TITLE:
Comparative Analysis of Machine Learning Algorithms for Optimal Land Use and Land Cover Classification: Guiding Method Selection for Resource-Limited Settings in Tiaty, Baringo County, Kenya
AUTHORS:
John Kapoi Kipterer, Mark K. Boitt, Charles N. Mundia
KEYWORDS:
Support Vector Machine, Random Forest, Classification and Regression Trees. Gradient Boosting Trees, Naïve Bayes, Semiarid, Weighted F-1 Score, Land Use and Land Cover
JOURNAL NAME:
Journal of Geoscience and Environment Protection,
Vol.13 No.4,
April
23,
2025
ABSTRACT: Arid and semiarid regions face challenges such as bushland encroachment and agricultural expansion, especially in Tiaty, Baringo, Kenya.

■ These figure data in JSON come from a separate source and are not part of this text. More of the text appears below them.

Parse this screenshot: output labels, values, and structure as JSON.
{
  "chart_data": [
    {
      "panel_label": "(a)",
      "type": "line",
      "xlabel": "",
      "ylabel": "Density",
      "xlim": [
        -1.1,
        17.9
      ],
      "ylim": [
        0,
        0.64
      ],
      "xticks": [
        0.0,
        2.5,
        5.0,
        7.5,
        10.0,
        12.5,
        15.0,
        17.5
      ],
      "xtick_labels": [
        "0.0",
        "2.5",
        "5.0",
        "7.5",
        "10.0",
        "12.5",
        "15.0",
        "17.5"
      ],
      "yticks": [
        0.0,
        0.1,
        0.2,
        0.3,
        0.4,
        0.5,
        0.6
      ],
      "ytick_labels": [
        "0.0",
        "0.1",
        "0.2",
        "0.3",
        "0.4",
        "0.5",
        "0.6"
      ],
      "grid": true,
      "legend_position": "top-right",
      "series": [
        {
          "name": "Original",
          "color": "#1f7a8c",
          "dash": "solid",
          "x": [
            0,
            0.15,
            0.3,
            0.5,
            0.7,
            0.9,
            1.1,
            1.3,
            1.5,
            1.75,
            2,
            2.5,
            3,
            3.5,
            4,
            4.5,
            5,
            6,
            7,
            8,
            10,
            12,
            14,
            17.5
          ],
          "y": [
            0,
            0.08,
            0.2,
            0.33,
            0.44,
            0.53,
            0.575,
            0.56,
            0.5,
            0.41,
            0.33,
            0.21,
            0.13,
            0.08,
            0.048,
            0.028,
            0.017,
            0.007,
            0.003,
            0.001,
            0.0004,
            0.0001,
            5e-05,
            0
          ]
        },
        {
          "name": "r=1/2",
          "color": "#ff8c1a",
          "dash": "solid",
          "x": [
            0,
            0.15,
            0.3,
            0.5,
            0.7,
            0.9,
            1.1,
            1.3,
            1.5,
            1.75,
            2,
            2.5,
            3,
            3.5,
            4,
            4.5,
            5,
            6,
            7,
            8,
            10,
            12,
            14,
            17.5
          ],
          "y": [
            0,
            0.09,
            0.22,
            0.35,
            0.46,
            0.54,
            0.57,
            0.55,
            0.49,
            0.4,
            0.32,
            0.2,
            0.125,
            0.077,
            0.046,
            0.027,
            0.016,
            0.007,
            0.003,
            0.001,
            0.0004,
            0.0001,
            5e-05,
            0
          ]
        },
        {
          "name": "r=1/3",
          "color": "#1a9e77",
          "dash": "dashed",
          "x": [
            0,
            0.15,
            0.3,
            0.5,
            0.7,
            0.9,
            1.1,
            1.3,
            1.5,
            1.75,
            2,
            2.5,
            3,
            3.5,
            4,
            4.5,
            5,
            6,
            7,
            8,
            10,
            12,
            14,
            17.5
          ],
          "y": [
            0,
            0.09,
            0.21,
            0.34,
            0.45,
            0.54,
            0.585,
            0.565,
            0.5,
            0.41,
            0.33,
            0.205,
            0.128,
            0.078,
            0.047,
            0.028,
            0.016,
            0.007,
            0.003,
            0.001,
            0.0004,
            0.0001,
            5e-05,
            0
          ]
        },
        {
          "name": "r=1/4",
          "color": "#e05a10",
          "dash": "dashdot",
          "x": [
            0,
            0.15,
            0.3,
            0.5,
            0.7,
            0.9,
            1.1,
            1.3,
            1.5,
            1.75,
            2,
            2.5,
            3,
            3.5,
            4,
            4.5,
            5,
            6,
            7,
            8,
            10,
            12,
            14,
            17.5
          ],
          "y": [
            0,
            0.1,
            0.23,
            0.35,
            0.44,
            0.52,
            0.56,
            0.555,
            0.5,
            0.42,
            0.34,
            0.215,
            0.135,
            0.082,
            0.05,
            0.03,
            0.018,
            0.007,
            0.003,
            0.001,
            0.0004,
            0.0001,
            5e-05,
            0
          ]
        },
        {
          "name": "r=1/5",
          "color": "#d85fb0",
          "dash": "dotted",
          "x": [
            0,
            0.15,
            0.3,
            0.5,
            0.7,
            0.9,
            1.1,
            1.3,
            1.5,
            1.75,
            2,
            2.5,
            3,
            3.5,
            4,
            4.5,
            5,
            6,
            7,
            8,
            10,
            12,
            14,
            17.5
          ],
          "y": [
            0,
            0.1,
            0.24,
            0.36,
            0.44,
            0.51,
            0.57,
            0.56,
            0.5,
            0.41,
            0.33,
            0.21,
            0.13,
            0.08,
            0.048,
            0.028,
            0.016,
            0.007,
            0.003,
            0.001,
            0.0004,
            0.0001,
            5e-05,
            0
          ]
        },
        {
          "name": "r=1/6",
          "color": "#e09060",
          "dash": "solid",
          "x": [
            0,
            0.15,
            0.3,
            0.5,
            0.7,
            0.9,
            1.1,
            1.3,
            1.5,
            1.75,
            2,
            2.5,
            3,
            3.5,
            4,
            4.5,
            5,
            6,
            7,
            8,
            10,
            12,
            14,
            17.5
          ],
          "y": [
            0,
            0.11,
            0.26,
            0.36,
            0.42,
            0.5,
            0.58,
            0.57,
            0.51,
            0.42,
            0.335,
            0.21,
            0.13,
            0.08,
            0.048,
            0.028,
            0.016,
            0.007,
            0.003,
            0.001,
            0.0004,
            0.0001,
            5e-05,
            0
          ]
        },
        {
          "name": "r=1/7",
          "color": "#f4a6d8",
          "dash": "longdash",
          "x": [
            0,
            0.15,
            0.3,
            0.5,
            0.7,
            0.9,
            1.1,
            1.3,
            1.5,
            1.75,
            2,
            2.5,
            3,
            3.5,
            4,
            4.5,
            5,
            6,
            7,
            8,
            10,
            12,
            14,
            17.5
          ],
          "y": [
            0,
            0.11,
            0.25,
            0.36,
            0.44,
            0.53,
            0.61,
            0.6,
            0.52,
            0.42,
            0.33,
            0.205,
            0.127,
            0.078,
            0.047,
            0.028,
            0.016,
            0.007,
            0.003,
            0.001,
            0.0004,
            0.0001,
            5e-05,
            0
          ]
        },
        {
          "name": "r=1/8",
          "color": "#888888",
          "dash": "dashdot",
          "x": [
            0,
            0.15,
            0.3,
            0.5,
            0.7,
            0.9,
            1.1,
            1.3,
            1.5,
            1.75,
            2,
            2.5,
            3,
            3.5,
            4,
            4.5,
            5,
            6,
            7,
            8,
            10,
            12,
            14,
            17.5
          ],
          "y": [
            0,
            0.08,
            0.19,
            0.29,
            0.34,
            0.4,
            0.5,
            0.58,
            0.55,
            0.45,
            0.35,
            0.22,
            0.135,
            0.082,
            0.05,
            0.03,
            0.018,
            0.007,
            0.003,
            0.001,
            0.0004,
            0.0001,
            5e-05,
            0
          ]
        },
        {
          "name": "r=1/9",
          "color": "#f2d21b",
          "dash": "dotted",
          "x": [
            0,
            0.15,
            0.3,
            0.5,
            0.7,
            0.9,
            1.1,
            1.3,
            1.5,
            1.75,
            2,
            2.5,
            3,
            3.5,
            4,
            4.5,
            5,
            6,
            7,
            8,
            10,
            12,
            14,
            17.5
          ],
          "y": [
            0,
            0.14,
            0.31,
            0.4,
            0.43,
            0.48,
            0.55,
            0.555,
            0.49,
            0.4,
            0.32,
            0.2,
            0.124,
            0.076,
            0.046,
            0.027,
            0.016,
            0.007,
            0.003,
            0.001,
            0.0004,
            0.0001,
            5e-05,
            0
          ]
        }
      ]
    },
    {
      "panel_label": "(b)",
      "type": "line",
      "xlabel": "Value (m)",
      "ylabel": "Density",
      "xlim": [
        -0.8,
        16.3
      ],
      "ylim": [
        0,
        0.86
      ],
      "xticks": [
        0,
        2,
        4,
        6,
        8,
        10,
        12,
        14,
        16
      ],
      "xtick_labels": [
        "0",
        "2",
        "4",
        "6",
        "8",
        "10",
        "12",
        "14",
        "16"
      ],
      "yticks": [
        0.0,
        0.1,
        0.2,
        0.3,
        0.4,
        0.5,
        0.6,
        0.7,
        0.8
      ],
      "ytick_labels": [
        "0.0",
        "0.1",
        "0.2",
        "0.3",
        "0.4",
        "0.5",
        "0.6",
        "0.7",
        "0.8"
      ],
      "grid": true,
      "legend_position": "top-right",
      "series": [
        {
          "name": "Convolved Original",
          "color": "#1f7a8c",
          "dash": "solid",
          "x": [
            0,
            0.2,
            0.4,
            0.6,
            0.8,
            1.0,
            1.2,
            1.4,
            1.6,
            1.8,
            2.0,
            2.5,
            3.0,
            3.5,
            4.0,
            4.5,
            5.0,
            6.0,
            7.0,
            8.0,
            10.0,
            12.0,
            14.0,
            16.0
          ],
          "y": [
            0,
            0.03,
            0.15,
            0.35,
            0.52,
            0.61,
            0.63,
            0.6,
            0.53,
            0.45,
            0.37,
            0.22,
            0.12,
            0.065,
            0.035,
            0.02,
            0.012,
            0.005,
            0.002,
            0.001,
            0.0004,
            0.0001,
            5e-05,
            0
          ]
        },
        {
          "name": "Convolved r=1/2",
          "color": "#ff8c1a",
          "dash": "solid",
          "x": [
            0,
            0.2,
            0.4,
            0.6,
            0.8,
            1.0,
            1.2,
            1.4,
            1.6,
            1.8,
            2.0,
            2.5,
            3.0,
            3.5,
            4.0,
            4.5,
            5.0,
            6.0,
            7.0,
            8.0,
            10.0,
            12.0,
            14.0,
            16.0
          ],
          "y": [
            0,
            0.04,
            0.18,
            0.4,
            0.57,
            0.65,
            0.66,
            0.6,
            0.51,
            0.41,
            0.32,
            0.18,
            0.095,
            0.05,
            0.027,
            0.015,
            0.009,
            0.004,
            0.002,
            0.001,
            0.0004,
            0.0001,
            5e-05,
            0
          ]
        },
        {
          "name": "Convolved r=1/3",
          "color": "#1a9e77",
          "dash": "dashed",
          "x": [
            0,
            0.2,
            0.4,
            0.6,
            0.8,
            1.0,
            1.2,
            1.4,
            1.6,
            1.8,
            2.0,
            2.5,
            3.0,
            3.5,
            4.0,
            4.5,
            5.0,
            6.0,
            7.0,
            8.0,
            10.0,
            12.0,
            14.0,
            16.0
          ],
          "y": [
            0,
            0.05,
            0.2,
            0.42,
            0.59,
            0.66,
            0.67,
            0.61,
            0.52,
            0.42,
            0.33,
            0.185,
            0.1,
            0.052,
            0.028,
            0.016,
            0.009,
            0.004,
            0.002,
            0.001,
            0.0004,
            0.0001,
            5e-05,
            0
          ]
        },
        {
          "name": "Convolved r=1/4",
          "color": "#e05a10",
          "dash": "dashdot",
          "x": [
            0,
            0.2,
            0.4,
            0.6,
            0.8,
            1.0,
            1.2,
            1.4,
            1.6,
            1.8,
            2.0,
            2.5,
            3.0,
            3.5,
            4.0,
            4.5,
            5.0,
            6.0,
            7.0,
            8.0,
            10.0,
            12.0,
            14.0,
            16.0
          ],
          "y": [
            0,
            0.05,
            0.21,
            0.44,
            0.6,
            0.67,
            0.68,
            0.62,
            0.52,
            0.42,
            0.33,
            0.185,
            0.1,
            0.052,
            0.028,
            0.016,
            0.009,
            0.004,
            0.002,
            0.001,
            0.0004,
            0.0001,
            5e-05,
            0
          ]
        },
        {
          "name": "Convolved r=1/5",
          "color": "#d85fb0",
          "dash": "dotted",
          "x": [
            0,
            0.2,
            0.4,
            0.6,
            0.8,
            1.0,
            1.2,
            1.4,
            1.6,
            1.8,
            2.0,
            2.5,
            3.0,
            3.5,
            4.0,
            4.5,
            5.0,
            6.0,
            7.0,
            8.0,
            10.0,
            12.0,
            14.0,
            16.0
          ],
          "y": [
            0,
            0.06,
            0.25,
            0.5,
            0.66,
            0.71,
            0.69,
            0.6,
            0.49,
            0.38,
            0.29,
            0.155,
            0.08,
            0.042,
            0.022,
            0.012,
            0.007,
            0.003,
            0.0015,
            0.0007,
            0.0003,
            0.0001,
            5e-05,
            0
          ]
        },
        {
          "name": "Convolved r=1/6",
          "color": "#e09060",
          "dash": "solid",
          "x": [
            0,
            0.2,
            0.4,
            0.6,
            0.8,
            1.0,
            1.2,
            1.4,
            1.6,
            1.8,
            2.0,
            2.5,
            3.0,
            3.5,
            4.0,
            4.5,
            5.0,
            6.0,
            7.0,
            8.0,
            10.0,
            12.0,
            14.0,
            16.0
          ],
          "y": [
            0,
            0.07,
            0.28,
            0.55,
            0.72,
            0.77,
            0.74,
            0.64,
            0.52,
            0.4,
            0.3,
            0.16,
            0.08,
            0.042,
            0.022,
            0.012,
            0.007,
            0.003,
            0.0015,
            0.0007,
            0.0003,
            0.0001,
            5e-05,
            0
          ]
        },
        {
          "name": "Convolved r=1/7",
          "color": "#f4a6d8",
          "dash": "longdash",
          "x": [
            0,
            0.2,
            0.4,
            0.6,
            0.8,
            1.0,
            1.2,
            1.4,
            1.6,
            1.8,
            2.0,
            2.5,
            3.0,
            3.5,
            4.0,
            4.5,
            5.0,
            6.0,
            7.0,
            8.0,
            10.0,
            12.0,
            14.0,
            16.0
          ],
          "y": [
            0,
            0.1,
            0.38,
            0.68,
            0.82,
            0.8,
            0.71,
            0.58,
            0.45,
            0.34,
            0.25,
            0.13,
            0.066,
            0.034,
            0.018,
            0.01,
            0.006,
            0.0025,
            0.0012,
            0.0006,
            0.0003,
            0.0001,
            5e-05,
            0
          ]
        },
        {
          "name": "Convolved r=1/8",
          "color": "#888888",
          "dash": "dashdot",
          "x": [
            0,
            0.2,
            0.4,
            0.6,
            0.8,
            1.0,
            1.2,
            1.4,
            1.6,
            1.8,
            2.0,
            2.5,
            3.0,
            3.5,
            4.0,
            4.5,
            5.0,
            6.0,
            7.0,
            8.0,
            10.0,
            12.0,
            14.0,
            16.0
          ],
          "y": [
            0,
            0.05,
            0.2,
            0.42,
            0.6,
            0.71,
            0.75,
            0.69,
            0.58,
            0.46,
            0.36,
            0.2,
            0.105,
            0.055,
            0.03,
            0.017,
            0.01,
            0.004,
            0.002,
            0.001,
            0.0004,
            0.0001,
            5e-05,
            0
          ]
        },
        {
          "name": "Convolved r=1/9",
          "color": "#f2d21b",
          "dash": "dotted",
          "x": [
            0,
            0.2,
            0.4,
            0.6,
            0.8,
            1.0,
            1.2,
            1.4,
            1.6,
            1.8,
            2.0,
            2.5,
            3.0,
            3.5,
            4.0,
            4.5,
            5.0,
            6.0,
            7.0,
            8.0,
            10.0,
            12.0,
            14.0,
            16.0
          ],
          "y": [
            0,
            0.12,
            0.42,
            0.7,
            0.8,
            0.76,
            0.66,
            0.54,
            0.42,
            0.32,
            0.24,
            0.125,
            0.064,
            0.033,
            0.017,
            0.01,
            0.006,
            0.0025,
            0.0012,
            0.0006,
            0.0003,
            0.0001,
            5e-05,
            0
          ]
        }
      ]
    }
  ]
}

These issues create mixed opportunities for pastoral and agro-pastoral livelihoods. Machine learning methods for land use and land cover (LULC) classification are vital for monitoring environmental changes. Remote sensing advancements increase the potential for classifying land cover, which requires assessing algorithm accuracy and efficiency for fragile environments. This research identifies the best algorithms for LULC monitoring and developing adaptive methods for sensitive ecosystems. Landsat-9 imagery from January to April 2023 facilitated land use class identification. Preprocessing in the Google Earth Engine applied spectral indices such as the NDVI, NDWI, BSI, and NDBI. Supervised classification uses random forest (RF), support vector machine (SVM), classification and regression trees (CARTs), gradient boosting trees (GBTs), and naïve Bayes. An accuracy assessment was used to determine the optimal classifiers for future land use analyses. The evaluation revealed that the RF model achieved 84.4% accuracy with a 0.85 weighted F1 score, indicating its effectiveness for complex LULC data. In contrast, the GBT and CART methods yielded moderate F1 scores (0.77 and 0.68), indicating the presence of overclassification and class imbalance issues. The SVM and naïve Bayes methods were less accurate, rendering them unsuitable for LULC tasks. RF is optimal for monitoring and planning land use in dynamic arid areas. Future research should explore hybrid methods and diversify training sites to improve performance.